After one year of tests, MySpace just launched myAds, its new online advertising platform. myAds is similar to Google’s AdWords and Facebook Ads, but it has some new features that will make it the darling of the contextual marketing crowd.

For starters, it allows you to target a campaign based on gender, age and geographic location. But that’s what everybody’s already doing, right?

So MySpace takes the thing a bit further in trying to get to a PGA – Precision-Guided Ad.

Its main feature is the ability to hypertarget. And what’s this, you may ask? Well, something like a marketer’s wet dream, that’s what it is.

In short, MySpace takes the information users provide about themselves – what they like and dislike, what they do in their spare time, etc – and uses it to put them in nice little boxes. Then all you have to do is choose the ones you like, and voilá!, your ad will be flying off directly to scores of personal pages.

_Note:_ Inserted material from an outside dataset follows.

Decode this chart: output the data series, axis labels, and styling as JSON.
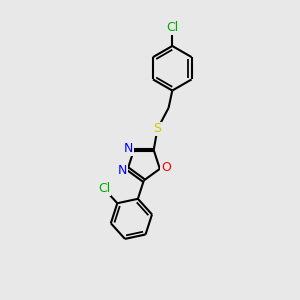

Say you own a local surf shop in Pismo Beach. You can use myAds to target users in that area (I think it’s a safe bet to assume that not many people would come from Santa Barbara to buy you a board) that say they’re into surf or bodyboard, and show them relevant ads about a boards sale, for instance.

But now let’s say you own a surf school, also in Pismo Beach. You can target your ads not only to people who say they’re into surf (who’d probably be already over the lessons phase) but also to people that are into related sports (like skate, for instance), and that could be willing to give surf a try. And if you find out that a lot of people usually come from Fresno for vacation in Pismo Beach in the Summer, you can start a campaign in the Spring aimed specifically at them. Pretty cool stuff, ahn?

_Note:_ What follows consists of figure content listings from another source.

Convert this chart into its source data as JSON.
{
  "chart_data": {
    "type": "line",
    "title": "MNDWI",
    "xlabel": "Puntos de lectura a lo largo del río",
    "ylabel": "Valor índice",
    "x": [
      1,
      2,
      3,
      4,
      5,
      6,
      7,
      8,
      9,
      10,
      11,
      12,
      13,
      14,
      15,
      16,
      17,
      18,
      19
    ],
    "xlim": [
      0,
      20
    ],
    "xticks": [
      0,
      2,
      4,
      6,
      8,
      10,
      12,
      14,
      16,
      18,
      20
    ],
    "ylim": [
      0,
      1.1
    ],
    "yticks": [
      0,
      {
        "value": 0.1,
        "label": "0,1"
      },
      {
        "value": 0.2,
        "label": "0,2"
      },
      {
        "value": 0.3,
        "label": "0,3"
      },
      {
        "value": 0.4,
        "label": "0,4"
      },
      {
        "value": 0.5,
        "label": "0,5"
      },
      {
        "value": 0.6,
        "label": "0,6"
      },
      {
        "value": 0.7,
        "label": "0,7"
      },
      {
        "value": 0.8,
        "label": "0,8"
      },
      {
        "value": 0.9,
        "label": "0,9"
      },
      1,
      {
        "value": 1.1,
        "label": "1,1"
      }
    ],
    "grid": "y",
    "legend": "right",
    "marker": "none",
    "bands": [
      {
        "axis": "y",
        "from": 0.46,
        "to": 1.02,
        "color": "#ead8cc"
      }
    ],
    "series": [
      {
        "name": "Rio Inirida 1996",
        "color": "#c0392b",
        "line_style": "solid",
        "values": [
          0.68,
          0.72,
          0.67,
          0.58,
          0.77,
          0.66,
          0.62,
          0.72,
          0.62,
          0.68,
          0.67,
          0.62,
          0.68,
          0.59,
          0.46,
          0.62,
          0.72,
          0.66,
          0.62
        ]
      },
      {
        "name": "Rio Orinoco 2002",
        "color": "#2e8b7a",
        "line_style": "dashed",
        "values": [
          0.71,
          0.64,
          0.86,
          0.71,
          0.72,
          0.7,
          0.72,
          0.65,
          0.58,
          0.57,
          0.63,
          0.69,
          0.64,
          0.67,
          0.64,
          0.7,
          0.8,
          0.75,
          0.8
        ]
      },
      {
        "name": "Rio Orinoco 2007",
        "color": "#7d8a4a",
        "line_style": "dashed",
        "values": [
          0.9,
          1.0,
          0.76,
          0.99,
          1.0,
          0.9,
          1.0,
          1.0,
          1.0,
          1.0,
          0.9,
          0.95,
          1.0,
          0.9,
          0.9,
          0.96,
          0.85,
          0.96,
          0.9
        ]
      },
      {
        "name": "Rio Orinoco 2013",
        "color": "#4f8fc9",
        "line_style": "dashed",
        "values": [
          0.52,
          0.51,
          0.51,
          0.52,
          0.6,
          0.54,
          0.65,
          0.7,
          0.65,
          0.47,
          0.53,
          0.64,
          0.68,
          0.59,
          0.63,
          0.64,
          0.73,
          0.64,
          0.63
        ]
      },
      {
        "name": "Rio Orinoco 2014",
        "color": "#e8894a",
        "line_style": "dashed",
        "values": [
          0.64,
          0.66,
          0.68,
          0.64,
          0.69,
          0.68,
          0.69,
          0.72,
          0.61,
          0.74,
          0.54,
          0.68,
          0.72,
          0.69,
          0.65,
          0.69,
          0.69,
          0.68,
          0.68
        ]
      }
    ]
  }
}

As for the pricing model, myAds also goes along with the prevailing CPC trend. For the uninitiated, CPC translates as Cost-Per-Click, which means that you only pay when viewers actually click on your ad, instead of when they merely see it (which is a tricky thing to measure, since the ad being there is no guarantee at all that it is actually being seen).

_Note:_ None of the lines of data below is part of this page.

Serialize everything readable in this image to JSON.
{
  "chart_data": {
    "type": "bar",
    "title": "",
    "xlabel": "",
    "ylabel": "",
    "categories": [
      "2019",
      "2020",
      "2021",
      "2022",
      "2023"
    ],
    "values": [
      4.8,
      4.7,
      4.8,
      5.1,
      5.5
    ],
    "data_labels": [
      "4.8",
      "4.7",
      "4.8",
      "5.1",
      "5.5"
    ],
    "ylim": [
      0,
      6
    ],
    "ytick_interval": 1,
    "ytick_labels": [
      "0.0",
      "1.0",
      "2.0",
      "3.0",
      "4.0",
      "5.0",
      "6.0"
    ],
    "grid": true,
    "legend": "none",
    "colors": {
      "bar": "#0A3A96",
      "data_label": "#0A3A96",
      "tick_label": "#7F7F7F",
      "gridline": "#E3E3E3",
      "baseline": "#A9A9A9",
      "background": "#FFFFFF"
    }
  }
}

CPC has a bottom price of $0.25, and goes up based on competition with other advertisers also targeting the same niche. The more you are willing to pay, the higher your ad will go in the priority ladder. Campaign budgets start at a minimum $25, and can go up to $10,000, with the possibility of defining a budget cap anywhere in-between..

That means that if you pinpoint a limit of $1000 to your campaign, then the ad will be active until that amount is reached. When that happens, it will simply be redrawn. That way you can rest assure that you won’t be driven into bankruptcy by crowds of users that just can’t help clicking in your perfectly targeted ad.

With myAds, the Myspace team takes online contextual advertising a step further. But will it be enough for the platform to gain traction amid the ongoing economic meltdown, which is starting to affect online ad spending?